In January, the Internal Revenue Service announced that it had plans to partner with ID.me, a facial recognition “online identity network” that works to ensure security online. ID.me is the brainchild of a veteran, and in many instances, ID.me is utilized by government agencies as well as healthcare facilities.
The IRS planned to use ID.me as a third-party identity protection for IRS users accessing personal account information. Users would have had to register with ID.me to use most any of the aspects of an online tax account, with the exception of filing a tax return or making payments online. This plan was set to start taking effect this spring, with the expectation that by summer 2022, the facial recognition identification program was to be in full swing.
Although ID.me had worked diligently to assure Americans that their privacy was of the utmost importance, a growing backlash against the plan has resulted in the Internal Revenue Service backing off the idea of facial recognition to access online accounts. This decision comes after lawmakers on both sides of the aisle raised concerns about identity theft and privacy. Taxpayers as well as online privacy advocates also raised concerns about the plan.
On Monday, the Internal Revenue Service announced that, over the coming weeks, the agency “would transition away from using a third-party service for facial recognition.”
In a statement, IRS Commissioner Chuck Rettig said, “The IRS takes taxpayer privacy and security seriously, and we understand the concerns that have been raised. Everyone should feel comfortable with how their personal information is secured, and we are quickly pursuing short-term options that do not involve facial recognition.”
The initial plan involving ID.me and facial recognition would have required taxpayers to submit a video selfie to ID.me so that individuals could garner access to online accounts on the IRS.gov website.
Almost immediately, privacy advocates began to raise concerns about potential data breaches. Not only would taxpayers have to upload the video selfie to ID.me, but they would have to disclose other personal data including their social security number in addition to a copy of their photo ID. These items would be compared to the video selfie by ID.me, which would then pass along biometric data to the IRS.
Both Democrats and Republicans in Washington criticized the move. Lawmakers in both parties cited Americans’ right to privacy, and progressives related that some Americans were already being locked out of their IRS.gov accounts by ID.me technology. These Democrats claimed that “failures in the system’s facial recognition technology disproportionately impact people of color.”

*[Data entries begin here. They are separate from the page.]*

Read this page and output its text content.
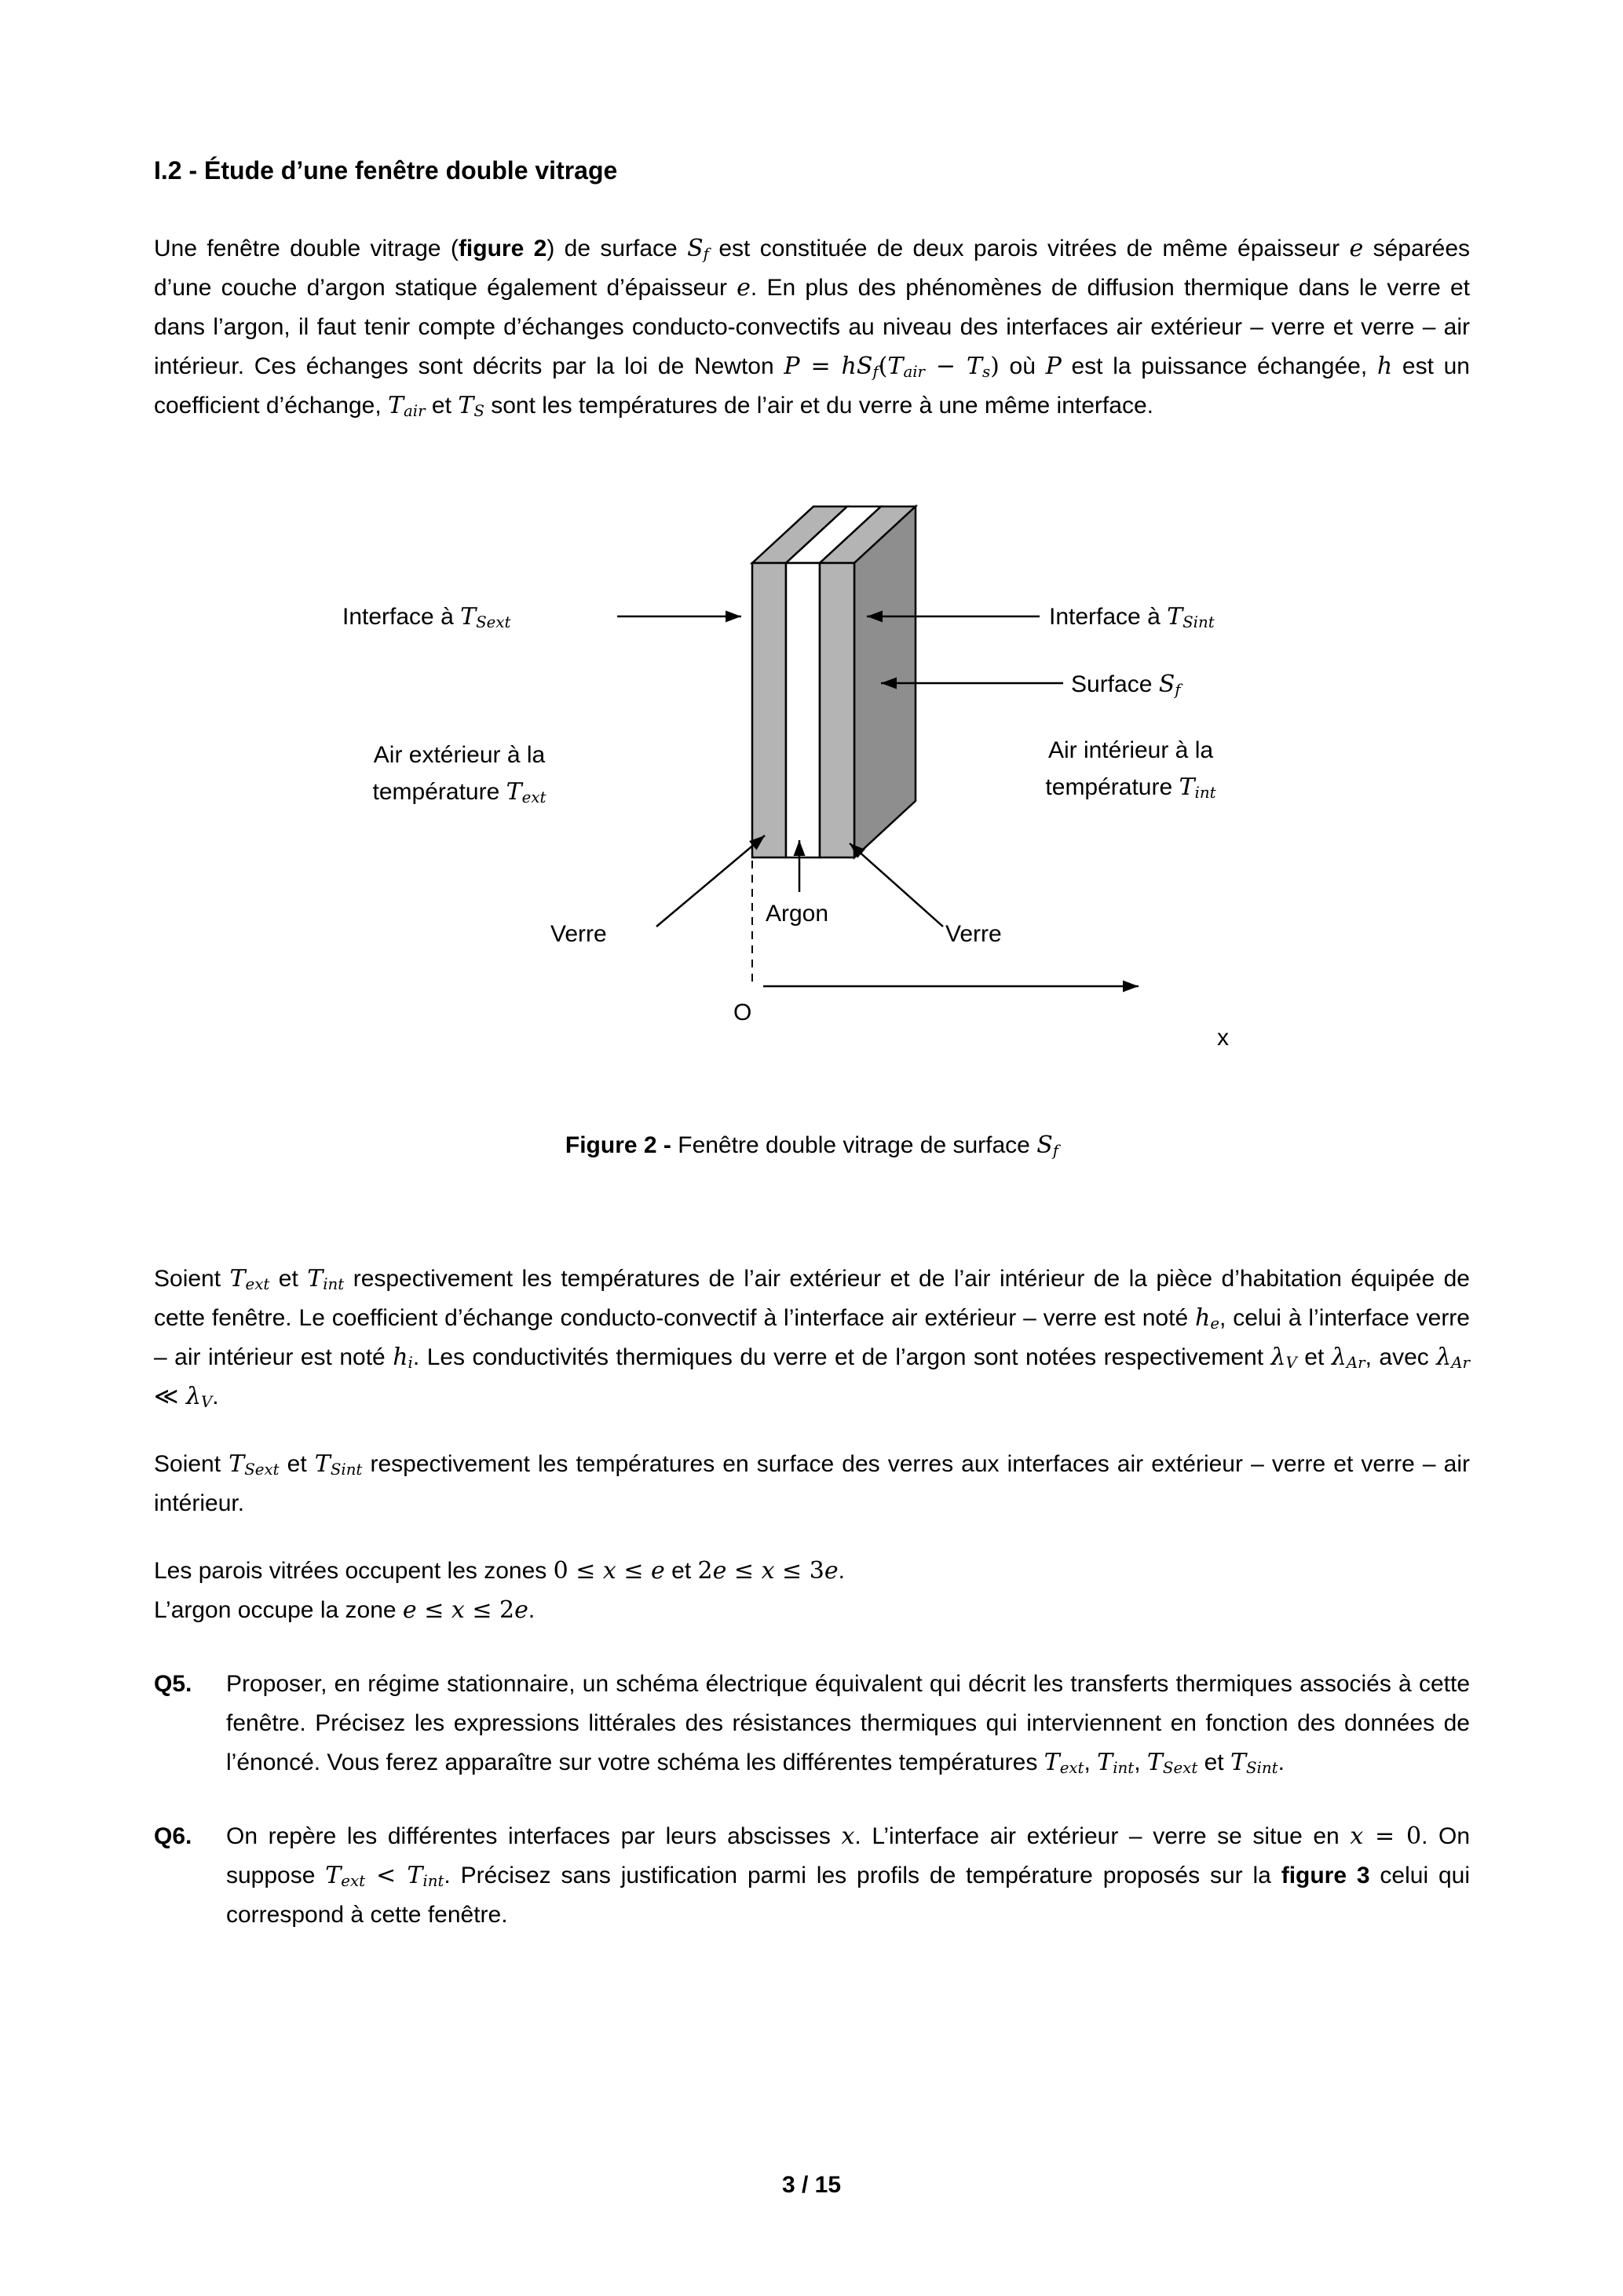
I.2 - Étude d’une fenêtre double vitrage

Une fenêtre double vitrage (figure 2) de surface $S_f$ est constituée de deux parois vitrées de même épaisseur e séparées d’une couche d’argon statique également d’épaisseur e. En plus des phénomènes de diffusion thermique dans le verre et dans l’argon, il faut tenir compte d’échanges conducto-convectifs au niveau des interfaces air extérieur – verre et verre – air intérieur. Ces échanges sont décrits par la loi de Newton $P = hS_f(T_{air} - T_s)$ où P est la puissance échangée, h est un coefficient d’échange, $T_{air}$ et $T_S$ sont les températures de l’air et du verre à une même interface.

Interface à $T_{Sext}$	Interface à $T_{Sint}$
Surface $S_f$
Air extérieur à la
température $T_{ext}$
Air intérieur à la
température $T_{int}$
Verre
Argon
Verre
O
x

Figure 2 - Fenêtre double vitrage de surface $S_f$

Soient $T_{ext}$ et $T_{int}$ respectivement les températures de l’air extérieur et de l’air intérieur de la pièce d’habitation équipée de cette fenêtre. Le coefficient d’échange conducto-convectif à l’interface air extérieur – verre est noté $h_e$, celui à l’interface verre – air intérieur est noté $h_i$. Les conductivités thermiques du verre et de l’argon sont notées respectivement $\lambda_V$ et $\lambda_{Ar}$, avec $\lambda_{Ar}$ ≪ $\lambda_V$.

Soient $T_{Sext}$ et $T_{Sint}$ respectivement les températures en surface des verres aux interfaces air extérieur – verre et verre – air intérieur.

Les parois vitrées occupent les zones 0 ≤ x ≤ e et 2e ≤ x ≤ 3e.
L’argon occupe la zone e ≤ x ≤ 2e.
Q5.	Proposer, en régime stationnaire, un schéma électrique équivalent qui décrit les transferts thermiques associés à cette fenêtre. Précisez les expressions littérales des résistances thermiques qui interviennent en fonction des données de l’énoncé. Vous ferez apparaître sur votre schéma les différentes températures $T_{ext}$, $T_{int}$, $T_{Sext}$ et $T_{Sint}$.
Q6.	On repère les différentes interfaces par leurs abscisses x. L’interface air extérieur – verre se situe en x = 0. On suppose $T_{ext} < T_{int}$. Précisez sans justification parmi les profils de température proposés sur la figure 3 celui qui correspond à cette fenêtre.
3 / 15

ID.me clapped back on these criticisms; in a tweet on Monday, the company said that it utilizes “numerous tools” intended to properly identify individuals and added, “facial recognition is just one of the components we use to follow the federal standards.” The tweet also added a photo of individuals in Halloween-type masks, saying, “the identity thieves behind these masks would be much more successful.”
Comments in response to the ID.me tweet chiefly involved individuals who had experienced difficulty in accessing their accounts using facial recognition; their frustration was palpable.